Google Search
Q&A with an Eco-Warrior

 

Emily Hunter (HBA 2011) only recently graduated from UTSC, but her career as an environmental activist and journalist is already eight years old. Hunter has been on anti-whaling campaigns with the confrontational Sea Shepherd Conservation Society (one of her missions was featured on the Animal Planet channel’s “Whale Wars” series). She is an eco-correspondent for MTV and has edited a book, The Next Eco-Warriors. She’s also the daughter of Greenpeace founders Bobbi and Robert Hunter. Inside UTSC caught up with her as she was getting ready to travel to Borneo as part of an anti-deforestation campaign called DeforestACTION.

Inside UTSC: Your parents were co-founders of Greenpeace. Did you grow up with environmentalism as a mission? 

Emily Hunter: It’s something I came to on my own later. I lived kind of a normal life with my Greenpeace parents. We lived in suburbia, I went to a local school, all of that. However, it was also a very different family I grew up in. Every now and then my dad would go off on one of his environmental campaigns. He would write numerous books about our world dilemmas and report on them to a greater audience with City TV. We would have all these conversations about the environment growing up, so it was always there in the background.

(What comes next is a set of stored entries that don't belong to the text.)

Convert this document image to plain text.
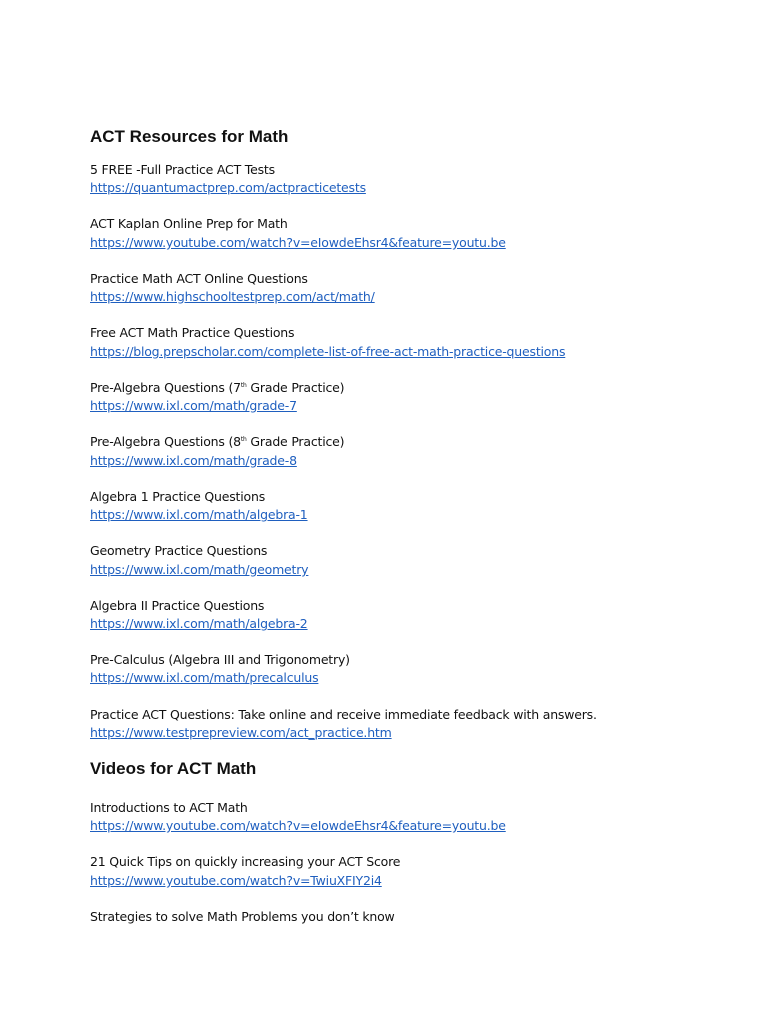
ACT Resources for Math

5 FREE -Full Practice ACT Tests

https://quantumactprep.com/actpracticetests

ACT Kaplan Online Prep for Math

https://www.youtube.com/watch?v=eIowdeEhsr4&feature=youtu.be

Practice Math ACT Online Questions

https://www.highschooltestprep.com/act/math/

Free ACT Math Practice Questions

https://blog.prepscholar.com/complete-list-of-free-act-math-practice-questions

Pre-Algebra Questions (7th Grade Practice)

https://www.ixl.com/math/grade-7

Pre-Algebra Questions (8th Grade Practice)

https://www.ixl.com/math/grade-8

Algebra 1 Practice Questions

https://www.ixl.com/math/algebra-1

Geometry Practice Questions

https://www.ixl.com/math/geometry

Algebra II Practice Questions

https://www.ixl.com/math/algebra-2

Pre-Calculus (Algebra III and Trigonometry)

https://www.ixl.com/math/precalculus

Practice ACT Questions: Take online and receive immediate feedback with answers.

https://www.testprepreview.com/act_practice.htm
Videos for ACT Math

Introductions to ACT Math

https://www.youtube.com/watch?v=eIowdeEhsr4&feature=youtu.be

21 Quick Tips on quickly increasing your ACT Score

https://www.youtube.com/watch?v=TwiuXFIY2i4

Strategies to solve Math Problems you don’t know
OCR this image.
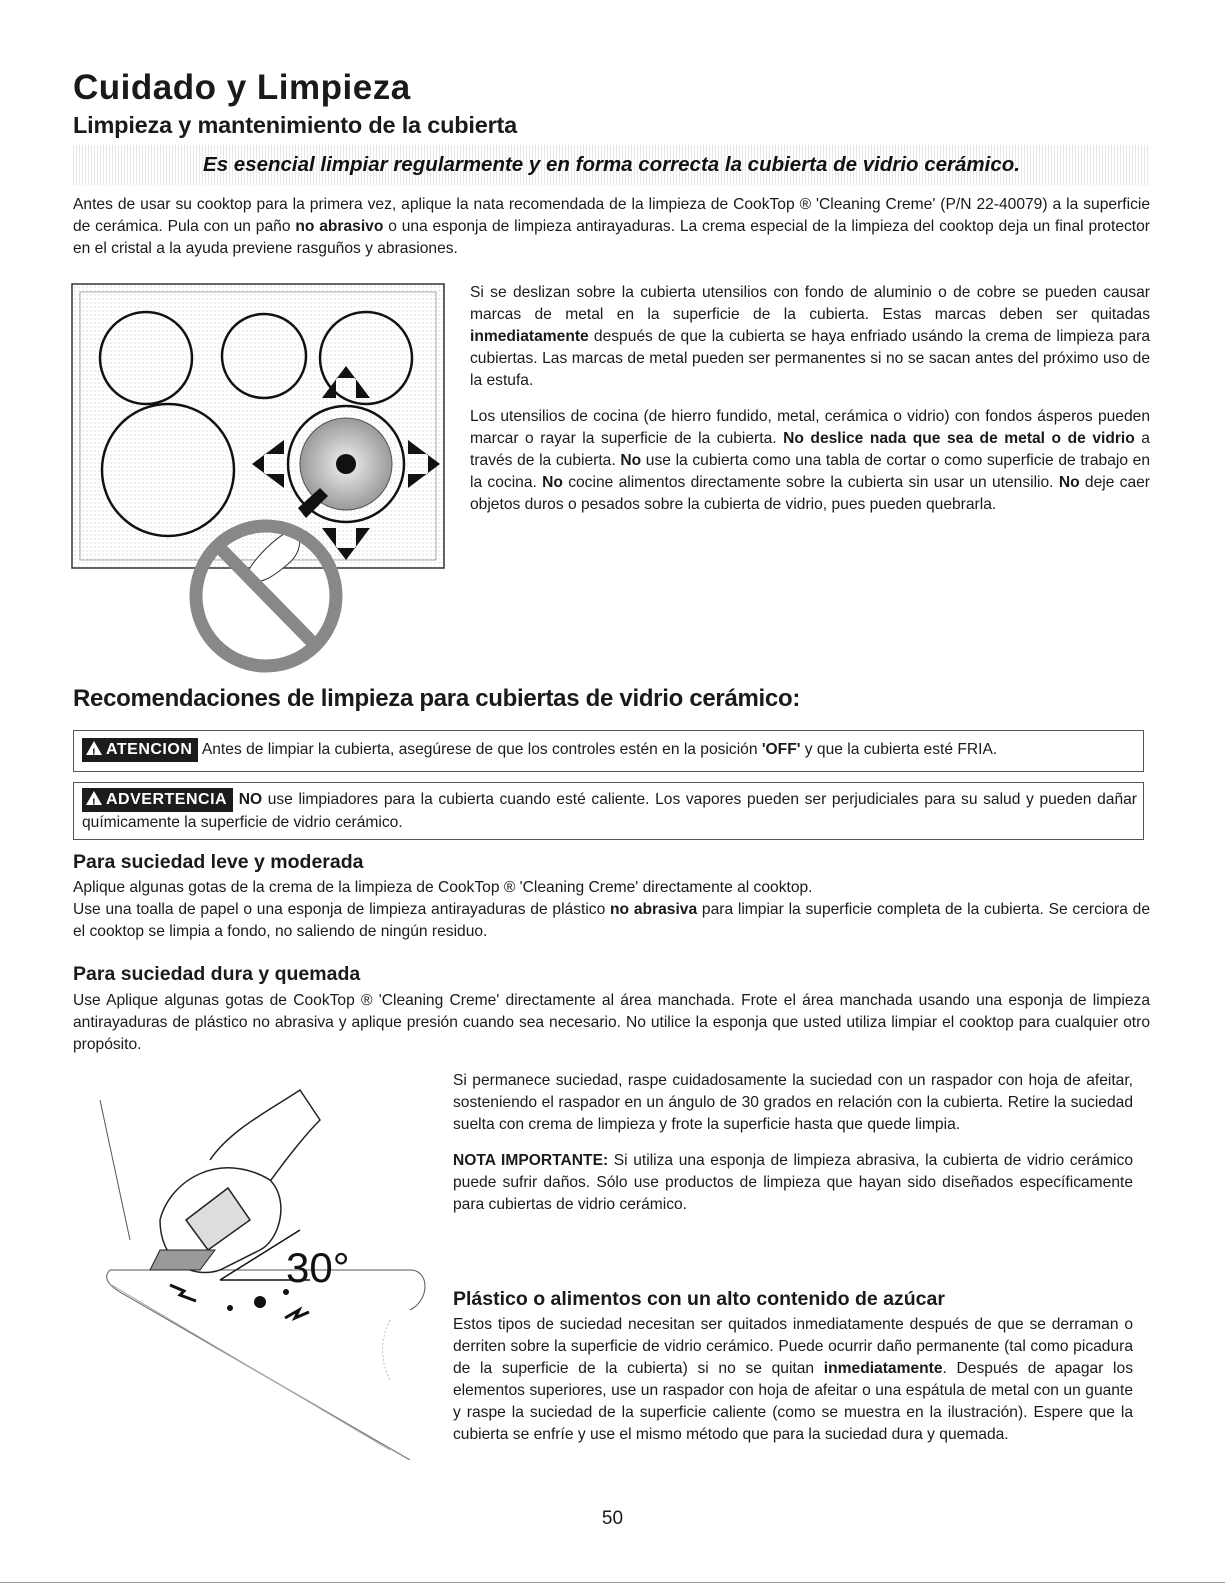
Cuidado y Limpieza
Limpieza y mantenimiento de la cubierta
Es esencial limpiar regularmente y en forma correcta la cubierta de vidrio cerámico.

Antes de usar su cooktop para la primera vez, aplique la nata recomendada de la limpieza de CookTop ® 'Cleaning Creme' (P/N 22-40079) a la superficie de cerámica. Pula con un paño no abrasivo o una esponja de limpieza antirayaduras. La crema especial de la limpieza del cooktop deja un final protector en el cristal a la ayuda previene rasguños y abrasiones.

Si se deslizan sobre la cubierta utensilios con fondo de aluminio o de cobre se pueden causar marcas de metal en la superficie de la cubierta. Estas marcas deben ser quitadas inmediatamente después de que la cubierta se haya enfriado usándo la crema de limpieza para cubiertas. Las marcas de metal pueden ser permanentes si no se sacan antes del próximo uso de la estufa.

Los utensilios de cocina (de hierro fundido, metal, cerámica o vidrio) con fondos ásperos pueden marcar o rayar la superficie de la cubierta. No deslice nada que sea de metal o de vidrio a través de la cubierta. No use la cubierta como una tabla de cortar o como superficie de trabajo en la cocina. No cocine alimentos directamente sobre la cubierta sin usar un utensilio. No deje caer objetos duros o pesados sobre la cubierta de vidrio, pues pueden quebrarla.

Recomendaciones de limpieza para cubiertas de vidrio cerámico:
!ATENCION Antes de limpiar la cubierta, asegúrese de que los controles estén en la posición 'OFF' y que la cubierta esté FRIA.
!ADVERTENCIA NO use limpiadores para la cubierta cuando esté caliente. Los vapores pueden ser perjudiciales para su salud y pueden dañar químicamente la superficie de vidrio cerámico.
Para suciedad leve y moderada
Aplique algunas gotas de la crema de la limpieza de CookTop ® 'Cleaning Creme' directamente al cooktop.
Use una toalla de papel o una esponja de limpieza antirayaduras de plástico no abrasiva para limpiar la superficie completa de la cubierta. Se cerciora de el cooktop se limpia a fondo, no saliendo de ningún residuo.
Para suciedad dura y quemada

Use Aplique algunas gotas de CookTop ® 'Cleaning Creme' directamente al área manchada. Frote el área manchada usando una esponja de limpieza antirayaduras de plástico no abrasiva y aplique presión cuando sea necesario. No utilice la esponja que usted utiliza limpiar el cooktop para cualquier otro propósito.

30°

Si permanece suciedad, raspe cuidadosamente la suciedad con un raspador con hoja de afeitar, sosteniendo el raspador en un ángulo de 30 grados en relación con la cubierta. Retire la suciedad suelta con crema de limpieza y frote la superficie hasta que quede limpia.

NOTA IMPORTANTE: Si utiliza una esponja de limpieza abrasiva, la cubierta de vidrio cerámico puede sufrir daños. Sólo use productos de limpieza que hayan sido diseñados específicamente para cubiertas de vidrio cerámico.

Plástico o alimentos con un alto contenido de azúcar

Estos tipos de suciedad necesitan ser quitados inmediatamente después de que se derraman o derriten sobre la superficie de vidrio cerámico. Puede ocurrir daño permanente (tal como picadura de la superficie de la cubierta) si no se quitan inmediatamente. Después de apagar los elementos superiores, use un raspador con hoja de afeitar o una espátula de metal con un guante y raspe la suciedad de la superficie caliente (como se muestra en la ilustración). Espere que la cubierta se enfríe y use el mismo método que para la suciedad dura y quemada.

50
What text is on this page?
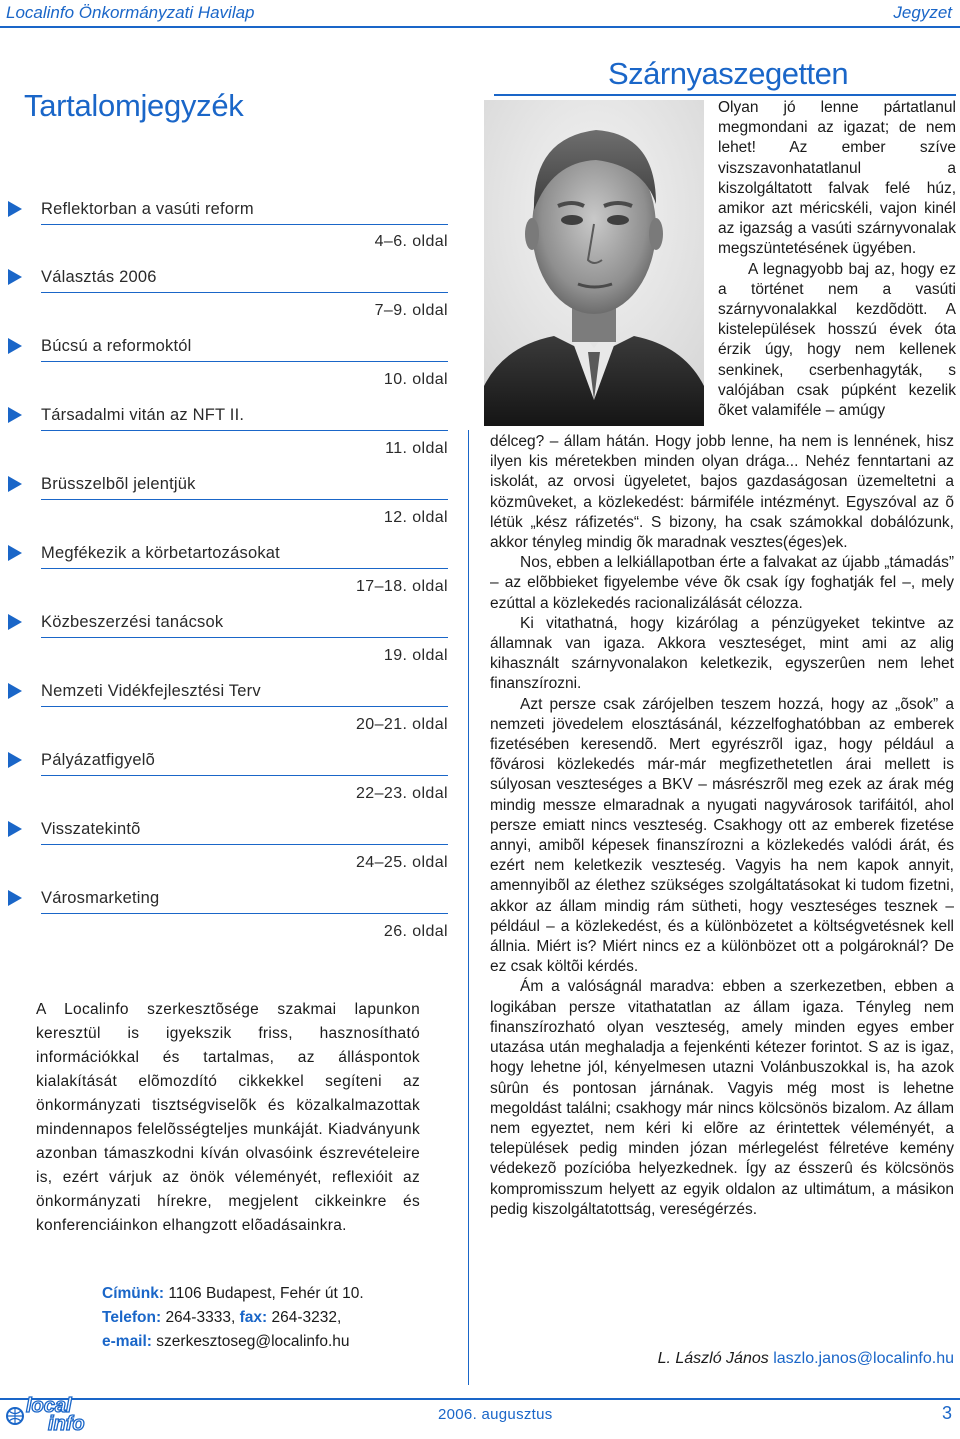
Localinfo Önkormányzati Havilap	Jegyzet
Tartalomjegyzék
Reflektorban a vasúti reform
4–6. oldal
Választás 2006
7–9. oldal
Búcsú a reformoktól
10. oldal
Társadalmi vitán az NFT II.
11. oldal
Brüsszelbõl jelentjük
12. oldal
Megfékezik a körbetartozásokat
17–18. oldal
Közbeszerzési tanácsok
19. oldal
Nemzeti Vidékfejlesztési Terv
20–21. oldal
Pályázatfigyelõ
22–23. oldal
Visszatekintõ
24–25. oldal
Városmarketing
26. oldal

A Localinfo szerkesztõsége szakmai lapunkon keresztül is igyekszik friss, hasznosítható információkkal és tartalmas, az álláspontok kialakítását elõmozdító cikkekkel segíteni az önkormányzati tisztségviselõk és közalkalmazottak mindennapos felelõsségteljes munkáját. Kiadványunk azonban támaszkodni kíván olvasóink észrevételeire is, ezért várjuk az önök véleményét, reflexióit az önkormányzati hírekre, megjelent cikkeinkre és konferenciáinkon elhangzott elõadásainkra.

Címünk: 1106 Budapest, Fehér út 10.
Telefon: 264-3333, fax: 264-3232,
e-mail: szerkesztoseg@localinfo.hu
Szárnyaszegetten

Olyan jó lenne pártatlanul megmondani az igazat; de nem lehet! Az ember szíve viszszavonhatatlanul a kiszolgáltatott falvak felé húz, amikor azt méricskéli, vajon kinél az igazság a vasúti szárnyvonalak megszüntetésének ügyében.

A legnagyobb baj az, hogy ez a történet nem a vasúti szárnyvonalakkal kezdõdött. A kistelepülések hosszú évek óta érzik úgy, hogy nem kellenek senkinek, cserbenhagyták, s valójában csak púpként kezelik õket valamiféle – amúgy

délceg? – állam hátán. Hogy jobb lenne, ha nem is lennének, hisz ilyen kis méretekben minden olyan drága... Nehéz fenntartani az iskolát, az orvosi ügyeletet, bajos gazdaságosan üzemeltetni a közmûveket, a közlekedést: bármiféle intézményt. Egyszóval az õ létük „kész ráfizetés“. S bizony, ha csak számokkal dobálózunk, akkor tényleg mindig õk maradnak vesztes(éges)ek.

Nos, ebben a lelkiállapotban érte a falvakat az újabb „támadás” – az elõbbieket figyelembe véve õk csak így foghatják fel –, mely ezúttal a közlekedés racionalizálását célozza.

Ki vitathatná, hogy kizárólag a pénzügyeket tekintve az államnak van igaza. Akkora veszteséget, mint ami az alig kihasznált szárnyvonalakon keletkezik, egyszerûen nem lehet finanszírozni.

Azt persze csak zárójelben teszem hozzá, hogy az „õsok” a nemzeti jövedelem elosztásánál, kézzelfoghatóbban az emberek fizetésében keresendõ. Mert egyrészrõl igaz, hogy például a fõvárosi közlekedés már-már megfizethetetlen árai mellett is súlyosan veszteséges a BKV – másrészrõl meg ezek az árak még mindig messze elmaradnak a nyugati nagyvárosok tarifáitól, ahol persze emiatt nincs veszteség. Csakhogy ott az emberek fizetése annyi, amibõl képesek finanszírozni a közlekedés valódi árát, és ezért nem keletkezik veszteség. Vagyis ha nem kapok annyit, amennyibõl az élethez szükséges szolgáltatásokat ki tudom fizetni, akkor az állam mindig rám sütheti, hogy veszteséges tesznek – például – a közlekedést, és a különbözetet a költségvetésnek kell állnia. Miért is? Miért nincs ez a különbözet ott a polgároknál? De ez csak költõi kérdés.

Ám a valóságnál maradva: ebben a szerkezetben, ebben a logikában persze vitathatatlan az állam igaza. Tényleg nem finanszírozható olyan veszteség, amely minden egyes ember utazása után meghaladja a fejenkénti kétezer forintot. S az is igaz, hogy lehetne jól, kényelmesen utazni Volánbuszokkal is, ha azok sûrûn és pontosan járnának. Vagyis még most is lehetne megoldást találni; csakhogy már nincs kölcsönös bizalom. Az állam nem egyeztet, nem kéri ki elõre az érintettek véleményét, a települések pedig minden józan mérlegelést félretéve kemény védekezõ pozícióba helyezkednek. Így az ésszerû és kölcsönös kompromisszum helyett az egyik oldalon az ultimátum, a másikon pedig kiszolgáltatottság, vereségérzés.

L. László János laszlo.janos@localinfo.hu
local info	2006. augusztus	3
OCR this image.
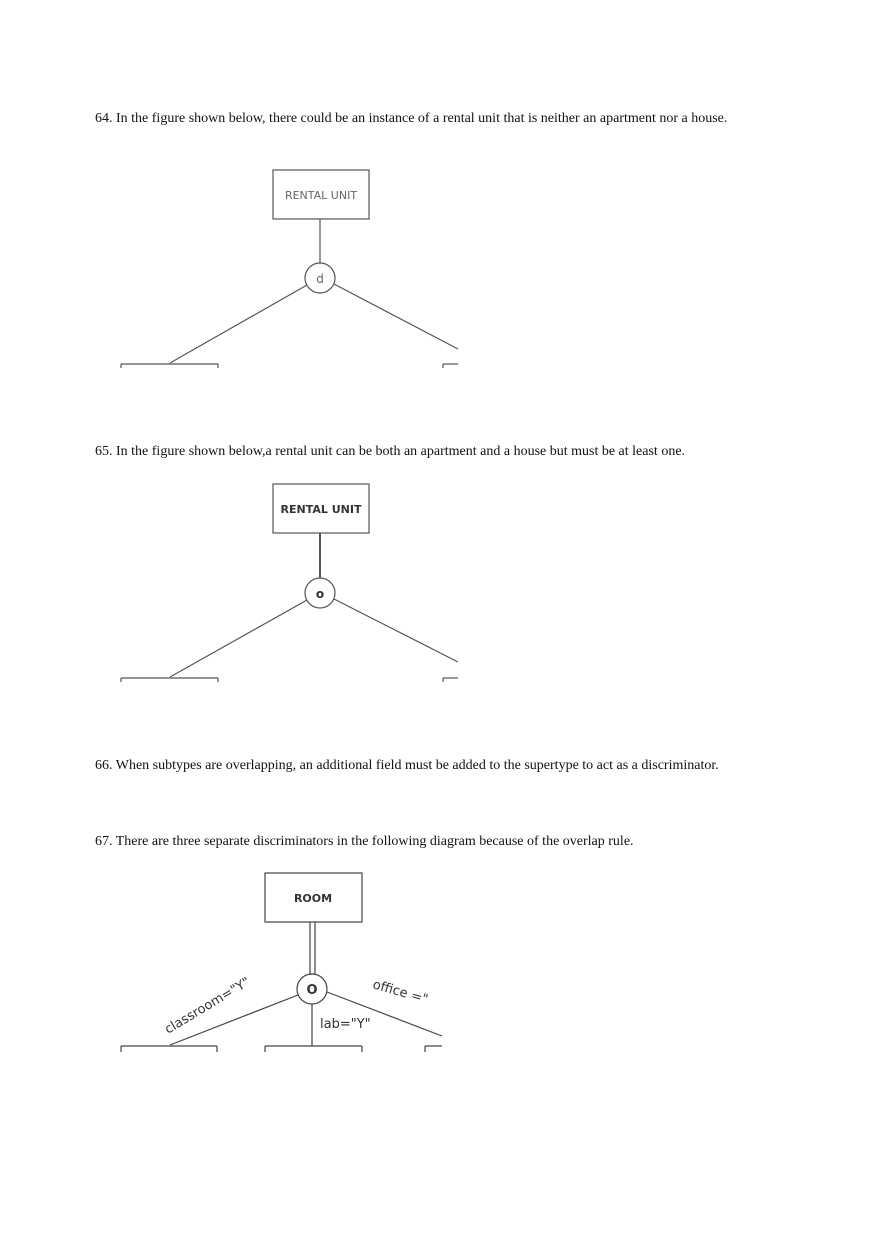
64. In the figure shown below, there could be an instance of a rental unit that is neither an apartment nor a house.
65. In the figure shown below,a rental unit can be both an apartment and a house but must be at least one.
66. When subtypes are overlapping, an additional field must be added to the supertype to act as a discriminator.
67. There are three separate discriminators in the following diagram because of the overlap rule.
RENTAL UNIT
d
RENTAL UNIT
o
ROOM
O
classroom="Y"	lab="Y"
office ="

Between high school and university I took a year off and decided to do English as a Second Language teacher training abroad. And I went to live and teach in Guangzhou, China. The things I saw there were so completely different than anything I’d ever been exposed to before such as perpetual smog and pollution in the air. It was so intense that there was a red haze in the sky all day. I actually got a series of ailments from being there. This was just one example I would come to learn of the costs from rapid economic “progress.”

So I decided to get off of that progress steam engine, if you will, and try to alter its path. I got out of my contract to teach English half way through and I jumped on my first Sea Shepherd campaign a few months later, which was to the Galapagos Islands. That campaign changed my life because I realized that I had a purpose: to be an environmental change-maker.

IU: Tell me a little bit about Sea Shepherd. How was it working with them?

EH: Sea Shepherd is one of the only organizations that focuses its complete attention to the oceans, what covers 70 per cent of the Earth’s surface. I’ve known (founder) Paul Watson since I was born. My dad and Paul Watson were like eco-warrior brothers. When I went out on my first campaign I remember feeling this sense of life and this sense of purpose I hadn’t really felt before. There was little weight put towards bureaucratic processes, rather Sea Shepherd laid its reputation on the line time and time again to directly intervene for what is right, not just what is politically possible.

IU: You use the term “eco-warrior.”How literal is that?

EH: I’ve received criticism that the warrior idea has a very negative connotation with its association to war. But I think there are a lot of positive associations with the term eco-warrior. An eco-warrior really is a revolutionary that fights because they love something. Warriors are guided by love – love for the world, love for other people, love for other life around them. So I think it is an empowering and important term to identify with. Eco-warriors are much more broad now than just the fighter or protesters, eco-warriors exist in many places.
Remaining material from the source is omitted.